Usaha Budidaya Semut Jepang, di Incar Untuk Pengobatan

Meski belum melewati riset secara pasti lewat ilmu kedokteran, semut jepang hingga sekarang tetap menjadi andalan untuk menjaga kesehatan bahkan pengobatan. Apalagi dinegara lain seperti Korea dan jepang, serangga ini sudah lebih familiar dikenal masyarakatnya karena beragam manfaat yang bisa didapat dengan mengkonsumsinya.

Di Indonesia sendiri saat ini semut jepang mulai populer diberbagai wilayah. Saking banyak yang mengincarnya, para pelaku usaha budidaya semut jepang juga tidak kalah bermunculan. Apalagi melihat harga jualnya yang begitu tinggi sehingga menjanjikan banyak rupiah bisa didapatkan.

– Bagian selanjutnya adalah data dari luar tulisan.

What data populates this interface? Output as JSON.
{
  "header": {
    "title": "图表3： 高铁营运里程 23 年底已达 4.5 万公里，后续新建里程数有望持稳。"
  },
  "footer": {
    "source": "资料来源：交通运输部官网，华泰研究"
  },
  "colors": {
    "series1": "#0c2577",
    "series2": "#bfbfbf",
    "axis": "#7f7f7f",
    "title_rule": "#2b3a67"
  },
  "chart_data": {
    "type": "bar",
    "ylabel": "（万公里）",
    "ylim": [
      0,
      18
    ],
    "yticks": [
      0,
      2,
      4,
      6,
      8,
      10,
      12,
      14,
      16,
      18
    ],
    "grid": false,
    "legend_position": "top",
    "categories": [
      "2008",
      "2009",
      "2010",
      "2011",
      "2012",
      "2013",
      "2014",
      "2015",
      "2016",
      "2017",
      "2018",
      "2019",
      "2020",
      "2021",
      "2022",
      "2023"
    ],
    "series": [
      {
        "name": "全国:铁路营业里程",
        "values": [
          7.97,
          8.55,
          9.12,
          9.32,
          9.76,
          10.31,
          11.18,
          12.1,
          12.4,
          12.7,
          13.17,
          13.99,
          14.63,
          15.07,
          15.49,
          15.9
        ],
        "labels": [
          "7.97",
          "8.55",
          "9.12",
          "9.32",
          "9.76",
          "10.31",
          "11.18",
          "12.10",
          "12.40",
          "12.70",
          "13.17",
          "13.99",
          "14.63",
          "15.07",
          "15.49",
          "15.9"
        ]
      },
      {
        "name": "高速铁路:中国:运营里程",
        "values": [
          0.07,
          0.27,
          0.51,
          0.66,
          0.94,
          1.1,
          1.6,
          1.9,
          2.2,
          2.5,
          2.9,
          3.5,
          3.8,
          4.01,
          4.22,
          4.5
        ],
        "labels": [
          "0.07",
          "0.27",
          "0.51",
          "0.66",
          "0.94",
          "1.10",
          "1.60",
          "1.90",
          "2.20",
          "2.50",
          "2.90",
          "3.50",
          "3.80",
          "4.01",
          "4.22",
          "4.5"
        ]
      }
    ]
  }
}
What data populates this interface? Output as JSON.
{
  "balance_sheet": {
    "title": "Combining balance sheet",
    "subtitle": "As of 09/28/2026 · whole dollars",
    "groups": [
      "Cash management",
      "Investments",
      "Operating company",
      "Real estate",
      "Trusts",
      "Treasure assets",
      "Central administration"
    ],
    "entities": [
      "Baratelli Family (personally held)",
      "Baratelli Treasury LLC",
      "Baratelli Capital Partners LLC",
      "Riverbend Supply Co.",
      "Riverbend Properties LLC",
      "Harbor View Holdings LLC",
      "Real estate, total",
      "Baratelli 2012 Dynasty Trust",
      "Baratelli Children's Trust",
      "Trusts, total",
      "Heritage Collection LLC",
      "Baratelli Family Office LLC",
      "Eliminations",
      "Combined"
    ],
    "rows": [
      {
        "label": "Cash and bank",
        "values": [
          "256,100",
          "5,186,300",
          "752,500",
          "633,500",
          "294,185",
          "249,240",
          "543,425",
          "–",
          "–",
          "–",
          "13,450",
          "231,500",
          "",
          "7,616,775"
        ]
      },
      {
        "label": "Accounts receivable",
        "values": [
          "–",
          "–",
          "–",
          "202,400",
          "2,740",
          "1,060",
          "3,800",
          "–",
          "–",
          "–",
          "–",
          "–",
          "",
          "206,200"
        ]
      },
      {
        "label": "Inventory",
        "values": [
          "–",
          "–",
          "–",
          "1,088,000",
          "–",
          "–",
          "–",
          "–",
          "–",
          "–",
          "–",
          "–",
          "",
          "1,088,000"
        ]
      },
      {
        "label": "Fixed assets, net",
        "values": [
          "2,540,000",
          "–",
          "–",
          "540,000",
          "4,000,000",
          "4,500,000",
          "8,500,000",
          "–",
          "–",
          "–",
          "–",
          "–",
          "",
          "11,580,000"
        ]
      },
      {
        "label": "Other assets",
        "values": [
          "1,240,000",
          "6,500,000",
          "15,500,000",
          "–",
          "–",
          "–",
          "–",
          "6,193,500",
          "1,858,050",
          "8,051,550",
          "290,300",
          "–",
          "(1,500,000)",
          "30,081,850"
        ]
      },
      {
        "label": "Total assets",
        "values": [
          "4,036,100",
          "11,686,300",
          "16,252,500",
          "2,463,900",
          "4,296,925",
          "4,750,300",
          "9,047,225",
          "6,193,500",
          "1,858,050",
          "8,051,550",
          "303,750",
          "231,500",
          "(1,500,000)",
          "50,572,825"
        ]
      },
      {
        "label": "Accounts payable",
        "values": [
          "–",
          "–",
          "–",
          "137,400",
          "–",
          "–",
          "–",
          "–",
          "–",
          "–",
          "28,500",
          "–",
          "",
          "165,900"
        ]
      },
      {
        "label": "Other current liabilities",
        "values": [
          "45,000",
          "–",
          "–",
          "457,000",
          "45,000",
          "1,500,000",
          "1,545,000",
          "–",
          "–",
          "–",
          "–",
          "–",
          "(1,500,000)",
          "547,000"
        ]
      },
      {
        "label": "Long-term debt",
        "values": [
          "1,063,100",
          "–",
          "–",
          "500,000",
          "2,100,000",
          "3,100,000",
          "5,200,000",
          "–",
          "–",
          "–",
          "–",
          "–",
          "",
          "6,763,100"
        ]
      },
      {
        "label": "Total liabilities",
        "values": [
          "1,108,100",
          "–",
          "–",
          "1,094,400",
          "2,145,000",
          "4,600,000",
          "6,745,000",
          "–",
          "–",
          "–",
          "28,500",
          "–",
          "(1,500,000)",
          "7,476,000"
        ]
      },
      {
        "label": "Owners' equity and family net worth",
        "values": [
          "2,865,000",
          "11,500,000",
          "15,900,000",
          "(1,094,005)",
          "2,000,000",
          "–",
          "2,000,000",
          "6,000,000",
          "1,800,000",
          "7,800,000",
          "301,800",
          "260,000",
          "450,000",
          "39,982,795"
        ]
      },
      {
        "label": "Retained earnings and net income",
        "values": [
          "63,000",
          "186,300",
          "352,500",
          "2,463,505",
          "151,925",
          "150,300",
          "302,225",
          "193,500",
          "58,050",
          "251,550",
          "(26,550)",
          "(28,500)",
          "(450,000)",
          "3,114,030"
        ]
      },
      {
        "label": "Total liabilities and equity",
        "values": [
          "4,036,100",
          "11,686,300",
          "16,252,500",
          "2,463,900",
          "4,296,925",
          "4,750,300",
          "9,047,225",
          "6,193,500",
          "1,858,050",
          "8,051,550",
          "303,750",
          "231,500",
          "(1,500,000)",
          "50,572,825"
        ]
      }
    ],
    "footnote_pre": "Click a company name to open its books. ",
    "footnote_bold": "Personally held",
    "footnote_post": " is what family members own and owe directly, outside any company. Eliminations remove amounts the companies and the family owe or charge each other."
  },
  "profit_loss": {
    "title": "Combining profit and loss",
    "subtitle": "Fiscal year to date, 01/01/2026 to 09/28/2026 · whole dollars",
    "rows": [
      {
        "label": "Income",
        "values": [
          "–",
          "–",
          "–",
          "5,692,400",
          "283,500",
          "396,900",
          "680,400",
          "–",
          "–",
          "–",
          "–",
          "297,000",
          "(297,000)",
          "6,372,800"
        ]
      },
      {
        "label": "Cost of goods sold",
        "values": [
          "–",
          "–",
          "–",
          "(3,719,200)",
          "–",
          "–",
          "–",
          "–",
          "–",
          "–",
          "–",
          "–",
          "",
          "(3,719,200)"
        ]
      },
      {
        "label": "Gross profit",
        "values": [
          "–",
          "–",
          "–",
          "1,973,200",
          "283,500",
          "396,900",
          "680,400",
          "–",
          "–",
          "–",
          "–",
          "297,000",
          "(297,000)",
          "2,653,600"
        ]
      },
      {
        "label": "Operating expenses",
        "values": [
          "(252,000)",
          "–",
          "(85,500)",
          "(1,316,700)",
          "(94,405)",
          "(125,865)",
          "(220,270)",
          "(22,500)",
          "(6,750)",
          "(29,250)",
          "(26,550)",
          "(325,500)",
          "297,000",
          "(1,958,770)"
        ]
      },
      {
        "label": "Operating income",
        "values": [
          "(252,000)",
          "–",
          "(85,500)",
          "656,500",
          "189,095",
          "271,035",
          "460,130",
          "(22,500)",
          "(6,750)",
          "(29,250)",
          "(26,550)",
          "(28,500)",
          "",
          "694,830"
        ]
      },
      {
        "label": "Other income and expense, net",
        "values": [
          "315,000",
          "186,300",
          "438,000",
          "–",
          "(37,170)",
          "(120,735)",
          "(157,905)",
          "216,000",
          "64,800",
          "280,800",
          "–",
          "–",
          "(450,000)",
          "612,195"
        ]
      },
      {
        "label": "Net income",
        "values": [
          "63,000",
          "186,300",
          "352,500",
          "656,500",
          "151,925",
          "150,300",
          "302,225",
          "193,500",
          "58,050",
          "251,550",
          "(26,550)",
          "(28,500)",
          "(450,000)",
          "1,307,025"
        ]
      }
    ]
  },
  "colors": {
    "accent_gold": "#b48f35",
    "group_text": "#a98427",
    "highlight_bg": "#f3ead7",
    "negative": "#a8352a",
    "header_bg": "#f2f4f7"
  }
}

Rata-rata untuk satu ekor semut jepang sekarang ini mampu dihargai mulai 500 rupiah hingga 1000 rupiah an.

Memiliki harga yang terbilang mahal pasalnya serangga kecil ini dipercaya banyak memiliki manfaat seperti dapat menurunkan kolesterol, dapat mengatasi penyakit jantung, anemia atau kurang darah, asam urat hingga dikonsumsi sebagai penambah vitalitas bagi kaum pria.

Usaha Budidaya Semut Jepang

Berkenalan Lebih Dekat Dengan Semut Jepang

Meski memiliki disebut dengan nama Jepang, namun ternyata semut ini belum ada yang memastikan memang berasal dari sana. Penyebutan nama tersebut hanyalah mengacu kepada metode pengobatan menggunakan semut ini yang banyak dilakukan oleh mayarakat Jepang.

Sebelum membahas mengenai cara budidayanya, bagi yang belum begitu mengenalnya, semut ini secara fisik jauh berbeda jika disandingkan dengan semut yang biasa kita temui diberbagai tempat. Jika dilihat malah bentuknya lebih cocok disebut dengan kumbang.

Memiliki bentuk badan yang lonjong dan bertekstur keras, warna semut ini terlihat sedikit kecoklatan. Pada bagian kepalanya memiliki dua buah antena dan dibadannya ditumbuhi sepasang sayap namun tidak dapat dipergunakan untuk terbang.

Advertisement

Dalam fase kehidupannya semut jepang diawali dari sebuah telur lalu menjadi sejenis ulat dan selanjutnya terlebih dahulu mereka bertransformasi menjadi kepompong sebelum benar-benar menjadi seekor semut.

Cara Budidaya Semut Jepang

Membudidayakan atau berternak semut jepang tidak membutuhkan area tempat yang luas, karena setiap koloni semut akan ditempatkan didalam sebuah media toples plastik berukuran kecil.

Langkah pertama adalah mempersiapkan bibit semut jepang dan persiapkan media toples yang didalamnya di isikan kapas. Masukan juga kedalam toples sejumlah bubuk ragi yang nantinya akan menjadi bahan makanan bagi semut jepang.

Selanjutnya, kita bisa masukan bibit semut kedalam toples. Jumlahnya, dikira-kirakan sekitar 150 sampai 200 ekor tergantung besar toples. Jangan lupa juga berikan lubang-lubang berukuran kecil sebagai ventilasi udara pada tutup toples.

Dalam masa perawatan kita perlu perhatikan pemberian makanan yang berupa ragi tadi dapat diberikan kembali jika ketersedian dalam toples sudah habis. Penempatan toples sendiri perlu di hindarkan dari sinar matahari, lebih baik ditempatkan pada ruangan yang agak lembab dengan suhu kurang lebih 25-30 derajat celcius.

Dalam waktu sekitar satu bulan, semut jepang sudah dalam kondisi dewasa dan siap untuk dipasarkan.

Baca Juga Mengenal Usaha Budidaya Ulat Sutra

Pemasaran Semut Jepang

Pemasaran menjadi langkah terahir dari proses pembudidayaan semut jepang ini. Memang langkah ini menjadi tahapan yang cukup sulit terlebih bagi pelaku usaha yang baru saja menekuninya.

Bisa dimulai dengan menjalin hubungan antar pembudidaya semut jepang lain untuk saling bekerja sama mencari pemasaran. Selain itu, beberapa pelaku usaha juga aktif memasarkan secara online melalui internet, dengan cara ini pasar dapat dijangkau dengan luas hingga ke seluruh penjuru dunia.

Usaha budidaya semut jepang dapat dijalankan juga sebagai sampingan karena dalam hal perawatan tidak begitu menyita waktu yang banyak.